Each model allows the user a different degree of control over the cloud stack:
Software as a Service (SaaS)
This service mode delivers application services online and facilitates remote access to available bioinformatics software tools through the internet. The user typically accesses to a web application and is totally unaware of the infrastructure lying behind. A simple and widely used SaaS is Google Docs. SaaS is actually the most usual approach to publish bioinformatics tools on the cloud. CloudBlast [86] would be an example, but there are many others, some introduced at 1.4.3.5 Bioinformatics in the cloud.

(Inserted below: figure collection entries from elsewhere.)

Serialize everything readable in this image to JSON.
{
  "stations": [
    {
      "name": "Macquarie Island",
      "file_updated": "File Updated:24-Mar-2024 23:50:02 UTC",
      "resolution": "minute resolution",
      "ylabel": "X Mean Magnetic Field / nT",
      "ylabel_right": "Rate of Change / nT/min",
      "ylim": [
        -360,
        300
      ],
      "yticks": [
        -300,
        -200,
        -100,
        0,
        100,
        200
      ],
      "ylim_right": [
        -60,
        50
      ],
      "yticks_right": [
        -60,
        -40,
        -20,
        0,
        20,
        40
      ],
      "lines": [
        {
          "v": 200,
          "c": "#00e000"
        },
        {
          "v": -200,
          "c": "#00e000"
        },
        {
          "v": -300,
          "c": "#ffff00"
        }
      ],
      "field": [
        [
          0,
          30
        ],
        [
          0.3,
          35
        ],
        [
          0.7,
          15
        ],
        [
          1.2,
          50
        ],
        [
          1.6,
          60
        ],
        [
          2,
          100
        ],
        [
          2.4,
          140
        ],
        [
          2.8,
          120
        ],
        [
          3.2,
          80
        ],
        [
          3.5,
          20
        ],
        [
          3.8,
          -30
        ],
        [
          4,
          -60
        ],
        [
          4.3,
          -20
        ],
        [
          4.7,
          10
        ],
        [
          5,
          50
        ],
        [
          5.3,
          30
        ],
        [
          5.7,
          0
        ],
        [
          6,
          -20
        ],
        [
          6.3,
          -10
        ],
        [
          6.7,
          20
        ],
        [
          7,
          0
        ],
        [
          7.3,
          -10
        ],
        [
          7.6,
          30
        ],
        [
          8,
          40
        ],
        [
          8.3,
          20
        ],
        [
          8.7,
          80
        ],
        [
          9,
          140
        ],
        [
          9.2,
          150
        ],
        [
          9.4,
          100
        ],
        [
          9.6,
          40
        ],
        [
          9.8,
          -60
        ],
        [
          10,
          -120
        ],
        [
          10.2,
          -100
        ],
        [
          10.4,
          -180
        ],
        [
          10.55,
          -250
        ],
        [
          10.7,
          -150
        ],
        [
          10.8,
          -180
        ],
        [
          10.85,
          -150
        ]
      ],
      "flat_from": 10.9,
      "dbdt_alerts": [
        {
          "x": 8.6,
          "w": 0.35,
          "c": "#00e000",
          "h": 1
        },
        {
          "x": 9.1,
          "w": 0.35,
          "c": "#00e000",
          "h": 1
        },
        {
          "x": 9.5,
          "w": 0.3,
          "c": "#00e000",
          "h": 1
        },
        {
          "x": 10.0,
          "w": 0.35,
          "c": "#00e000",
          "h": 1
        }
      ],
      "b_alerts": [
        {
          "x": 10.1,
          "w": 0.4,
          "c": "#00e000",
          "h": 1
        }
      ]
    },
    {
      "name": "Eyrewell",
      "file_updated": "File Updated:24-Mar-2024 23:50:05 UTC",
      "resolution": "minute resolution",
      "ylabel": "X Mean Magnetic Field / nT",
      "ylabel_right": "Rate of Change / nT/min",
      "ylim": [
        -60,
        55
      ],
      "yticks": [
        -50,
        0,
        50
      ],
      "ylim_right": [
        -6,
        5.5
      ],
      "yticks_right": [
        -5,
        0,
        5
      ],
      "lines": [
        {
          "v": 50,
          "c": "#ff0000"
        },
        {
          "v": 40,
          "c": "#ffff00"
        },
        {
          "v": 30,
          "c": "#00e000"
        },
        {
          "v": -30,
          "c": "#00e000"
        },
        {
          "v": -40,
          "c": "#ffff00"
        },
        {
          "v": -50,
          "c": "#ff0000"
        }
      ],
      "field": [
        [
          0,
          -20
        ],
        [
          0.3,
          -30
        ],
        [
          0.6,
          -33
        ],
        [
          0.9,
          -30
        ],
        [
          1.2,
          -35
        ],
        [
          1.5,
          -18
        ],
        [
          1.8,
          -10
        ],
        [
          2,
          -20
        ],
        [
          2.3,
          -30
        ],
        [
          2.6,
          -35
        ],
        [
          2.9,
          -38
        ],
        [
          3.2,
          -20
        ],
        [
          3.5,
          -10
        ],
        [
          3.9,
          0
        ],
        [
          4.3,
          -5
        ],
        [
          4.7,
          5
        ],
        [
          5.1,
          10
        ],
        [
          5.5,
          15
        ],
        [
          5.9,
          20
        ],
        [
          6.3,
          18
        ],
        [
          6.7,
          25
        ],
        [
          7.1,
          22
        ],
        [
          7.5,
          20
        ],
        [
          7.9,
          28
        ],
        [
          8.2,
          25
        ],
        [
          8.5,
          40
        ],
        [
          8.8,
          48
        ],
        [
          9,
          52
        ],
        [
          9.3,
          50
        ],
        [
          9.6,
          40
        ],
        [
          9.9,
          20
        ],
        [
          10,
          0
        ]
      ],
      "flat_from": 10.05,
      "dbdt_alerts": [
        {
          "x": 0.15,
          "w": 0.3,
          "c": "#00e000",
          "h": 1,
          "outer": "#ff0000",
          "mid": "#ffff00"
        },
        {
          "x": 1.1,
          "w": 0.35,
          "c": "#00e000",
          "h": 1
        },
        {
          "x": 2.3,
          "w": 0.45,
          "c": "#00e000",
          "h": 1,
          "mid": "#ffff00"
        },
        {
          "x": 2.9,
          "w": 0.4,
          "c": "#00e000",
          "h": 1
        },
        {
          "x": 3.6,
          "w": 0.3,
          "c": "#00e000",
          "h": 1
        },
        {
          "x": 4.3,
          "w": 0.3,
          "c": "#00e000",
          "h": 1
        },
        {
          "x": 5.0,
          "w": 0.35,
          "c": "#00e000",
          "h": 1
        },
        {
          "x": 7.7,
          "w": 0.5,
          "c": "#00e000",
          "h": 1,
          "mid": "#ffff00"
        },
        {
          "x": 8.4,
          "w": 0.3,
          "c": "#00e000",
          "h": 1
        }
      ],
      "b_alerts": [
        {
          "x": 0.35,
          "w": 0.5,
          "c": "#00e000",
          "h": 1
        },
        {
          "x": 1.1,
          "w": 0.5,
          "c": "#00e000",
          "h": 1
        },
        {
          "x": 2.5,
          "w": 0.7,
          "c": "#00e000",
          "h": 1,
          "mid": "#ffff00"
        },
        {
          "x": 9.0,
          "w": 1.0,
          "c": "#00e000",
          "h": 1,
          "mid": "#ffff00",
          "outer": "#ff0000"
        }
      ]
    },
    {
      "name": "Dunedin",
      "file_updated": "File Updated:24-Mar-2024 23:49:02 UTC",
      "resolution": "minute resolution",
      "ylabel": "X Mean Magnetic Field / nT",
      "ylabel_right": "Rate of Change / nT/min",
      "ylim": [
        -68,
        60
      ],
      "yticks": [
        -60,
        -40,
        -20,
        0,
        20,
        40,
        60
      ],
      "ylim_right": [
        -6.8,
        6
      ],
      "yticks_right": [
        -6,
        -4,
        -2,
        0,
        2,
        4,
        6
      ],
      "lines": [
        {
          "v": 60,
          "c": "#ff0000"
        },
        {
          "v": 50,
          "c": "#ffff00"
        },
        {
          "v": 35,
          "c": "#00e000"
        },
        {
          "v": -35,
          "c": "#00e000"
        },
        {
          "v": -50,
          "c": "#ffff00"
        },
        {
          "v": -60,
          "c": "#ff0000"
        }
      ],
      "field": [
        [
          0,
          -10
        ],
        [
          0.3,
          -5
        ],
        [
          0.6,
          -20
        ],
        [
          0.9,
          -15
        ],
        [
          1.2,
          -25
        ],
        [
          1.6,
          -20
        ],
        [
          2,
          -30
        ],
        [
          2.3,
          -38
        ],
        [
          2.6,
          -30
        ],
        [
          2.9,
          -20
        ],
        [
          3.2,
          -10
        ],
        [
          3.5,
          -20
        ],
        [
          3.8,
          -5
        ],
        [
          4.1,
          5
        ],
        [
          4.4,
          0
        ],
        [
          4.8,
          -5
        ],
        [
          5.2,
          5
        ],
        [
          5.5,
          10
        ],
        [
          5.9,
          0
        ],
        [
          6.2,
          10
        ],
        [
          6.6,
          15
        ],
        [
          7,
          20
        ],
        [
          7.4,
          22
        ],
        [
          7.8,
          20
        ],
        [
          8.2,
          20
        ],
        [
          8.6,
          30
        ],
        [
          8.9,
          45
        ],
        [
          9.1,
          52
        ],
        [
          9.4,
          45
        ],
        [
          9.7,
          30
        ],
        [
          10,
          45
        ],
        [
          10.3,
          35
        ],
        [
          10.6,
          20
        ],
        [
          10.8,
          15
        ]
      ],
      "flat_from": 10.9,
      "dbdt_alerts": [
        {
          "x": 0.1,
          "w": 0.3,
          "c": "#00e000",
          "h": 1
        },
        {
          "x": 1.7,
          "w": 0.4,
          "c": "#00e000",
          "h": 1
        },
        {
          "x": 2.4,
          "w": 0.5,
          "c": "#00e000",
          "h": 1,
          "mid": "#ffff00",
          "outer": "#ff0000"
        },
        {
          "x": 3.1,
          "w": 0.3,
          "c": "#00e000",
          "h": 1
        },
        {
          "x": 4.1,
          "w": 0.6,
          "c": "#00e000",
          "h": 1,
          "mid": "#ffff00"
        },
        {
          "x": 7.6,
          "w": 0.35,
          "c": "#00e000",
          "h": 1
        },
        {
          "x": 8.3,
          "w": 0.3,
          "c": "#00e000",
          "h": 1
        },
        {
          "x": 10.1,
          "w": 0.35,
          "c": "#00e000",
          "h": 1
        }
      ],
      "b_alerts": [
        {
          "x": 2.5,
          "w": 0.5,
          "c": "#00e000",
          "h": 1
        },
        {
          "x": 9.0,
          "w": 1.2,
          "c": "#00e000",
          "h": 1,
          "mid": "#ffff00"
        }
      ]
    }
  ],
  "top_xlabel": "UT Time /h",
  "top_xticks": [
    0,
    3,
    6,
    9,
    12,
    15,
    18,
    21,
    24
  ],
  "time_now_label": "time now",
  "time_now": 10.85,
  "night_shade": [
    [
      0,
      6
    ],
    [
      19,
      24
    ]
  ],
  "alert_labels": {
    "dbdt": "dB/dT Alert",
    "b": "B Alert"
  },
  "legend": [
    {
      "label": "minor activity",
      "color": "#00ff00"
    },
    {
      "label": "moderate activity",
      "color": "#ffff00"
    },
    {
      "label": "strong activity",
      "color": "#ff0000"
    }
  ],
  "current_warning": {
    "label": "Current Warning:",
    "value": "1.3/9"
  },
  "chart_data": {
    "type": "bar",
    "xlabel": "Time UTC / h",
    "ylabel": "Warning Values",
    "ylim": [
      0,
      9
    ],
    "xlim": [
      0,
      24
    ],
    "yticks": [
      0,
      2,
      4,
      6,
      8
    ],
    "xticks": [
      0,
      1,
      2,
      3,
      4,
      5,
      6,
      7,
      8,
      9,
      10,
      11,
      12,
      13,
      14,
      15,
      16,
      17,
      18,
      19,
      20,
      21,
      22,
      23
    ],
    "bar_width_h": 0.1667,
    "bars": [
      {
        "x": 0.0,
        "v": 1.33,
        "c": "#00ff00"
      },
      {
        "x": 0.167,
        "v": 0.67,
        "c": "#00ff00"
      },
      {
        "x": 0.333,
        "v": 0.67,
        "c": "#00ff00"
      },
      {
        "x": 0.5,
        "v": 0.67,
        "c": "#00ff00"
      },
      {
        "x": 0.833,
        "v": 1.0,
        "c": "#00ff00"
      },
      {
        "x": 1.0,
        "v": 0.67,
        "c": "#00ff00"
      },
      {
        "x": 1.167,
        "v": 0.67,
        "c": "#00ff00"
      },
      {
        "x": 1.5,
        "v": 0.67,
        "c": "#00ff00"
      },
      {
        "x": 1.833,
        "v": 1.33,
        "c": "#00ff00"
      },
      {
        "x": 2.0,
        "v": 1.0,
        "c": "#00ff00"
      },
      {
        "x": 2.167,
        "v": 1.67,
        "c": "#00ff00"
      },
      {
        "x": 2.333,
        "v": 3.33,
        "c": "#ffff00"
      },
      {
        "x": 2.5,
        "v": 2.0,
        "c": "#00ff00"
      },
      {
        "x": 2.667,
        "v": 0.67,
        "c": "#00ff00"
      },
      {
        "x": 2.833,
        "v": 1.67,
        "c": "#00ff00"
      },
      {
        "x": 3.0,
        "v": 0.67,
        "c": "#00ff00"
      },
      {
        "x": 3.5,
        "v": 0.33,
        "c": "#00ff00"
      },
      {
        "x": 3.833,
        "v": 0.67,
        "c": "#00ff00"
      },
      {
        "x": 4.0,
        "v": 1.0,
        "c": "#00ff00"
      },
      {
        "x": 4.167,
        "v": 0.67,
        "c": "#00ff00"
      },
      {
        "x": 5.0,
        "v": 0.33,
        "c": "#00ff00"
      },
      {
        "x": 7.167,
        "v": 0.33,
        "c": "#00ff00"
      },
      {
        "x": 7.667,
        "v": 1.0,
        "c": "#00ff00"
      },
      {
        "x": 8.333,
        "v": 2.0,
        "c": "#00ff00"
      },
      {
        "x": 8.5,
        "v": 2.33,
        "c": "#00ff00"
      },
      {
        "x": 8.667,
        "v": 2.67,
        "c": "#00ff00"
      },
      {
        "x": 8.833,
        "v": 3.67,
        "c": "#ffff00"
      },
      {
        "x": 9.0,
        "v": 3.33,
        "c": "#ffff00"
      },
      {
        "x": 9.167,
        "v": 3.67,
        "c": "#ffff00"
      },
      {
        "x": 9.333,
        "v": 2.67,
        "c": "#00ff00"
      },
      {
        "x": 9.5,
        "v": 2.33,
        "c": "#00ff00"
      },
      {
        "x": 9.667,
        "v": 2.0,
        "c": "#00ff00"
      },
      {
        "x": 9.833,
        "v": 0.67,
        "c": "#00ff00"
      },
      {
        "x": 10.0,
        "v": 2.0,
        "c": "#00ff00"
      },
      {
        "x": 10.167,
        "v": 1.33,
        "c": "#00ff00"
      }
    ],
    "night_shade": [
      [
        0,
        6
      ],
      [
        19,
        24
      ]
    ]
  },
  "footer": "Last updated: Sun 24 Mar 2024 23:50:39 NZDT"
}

Platform as a Service (PaaS)
Allows the development, installation and execution of user-developed applications on the cloud infrastructure. Applications must be created using specific programming languages, API libraries or tools supported by the PaaS provider which constitute the development environment. The clients have full access and control over the created tools and the developmental languages, yet not over service run times, web server, or storage network. Offered services rank from user’s application hosting, development and testing, to extensive integrated services with scalability and maintenance. Examples for PaaS generic vendors are Heroku [87] or openShift [88], where the user is able to execute in the cloud their applications (called “Dynos” or “Gears” respectively) as containers in real time and shying away the deployment details of the infrastructure. The main benefits of these services include that users can focus on high-value software rather than infrastructure. Additionally, to these stand-alone PaaS, if user’s applications are meant to be exposed to online through a certain SaaS, the developer’s platform is called “PaaS from SaaS”.
As illustrated in Figure 1.14, in the bioinformatics domain, some platforms have been designed following the same philosophy, as a new strategy to outsource infrastructure management while keeping control of the scientific code running there. Eventually, such code can even be offered as SaaS to researchers. Section 1.4.3.5 Bioinformatics in the cloud shows some examples following this approach.
Infrastructure as a Service (IaaS)
It refers to the group of high-level APIs that control low-level details of the underlying infrastructure, like physical computing resources, data partitioning, scaling, security, backup, etc. In this way, the user controls the virtualized servers and the specific computational capabilities and storage of the same: VLANs, access to raw block or file storage, load balancers, IP addresses, etc. However, he/she has limited control over the network settings. The most popular example is Amazon EC2, which allows the user to create virtual machines and manage them, or Amazon Storage Service (S3), which allows to store and access data through a web-service interface.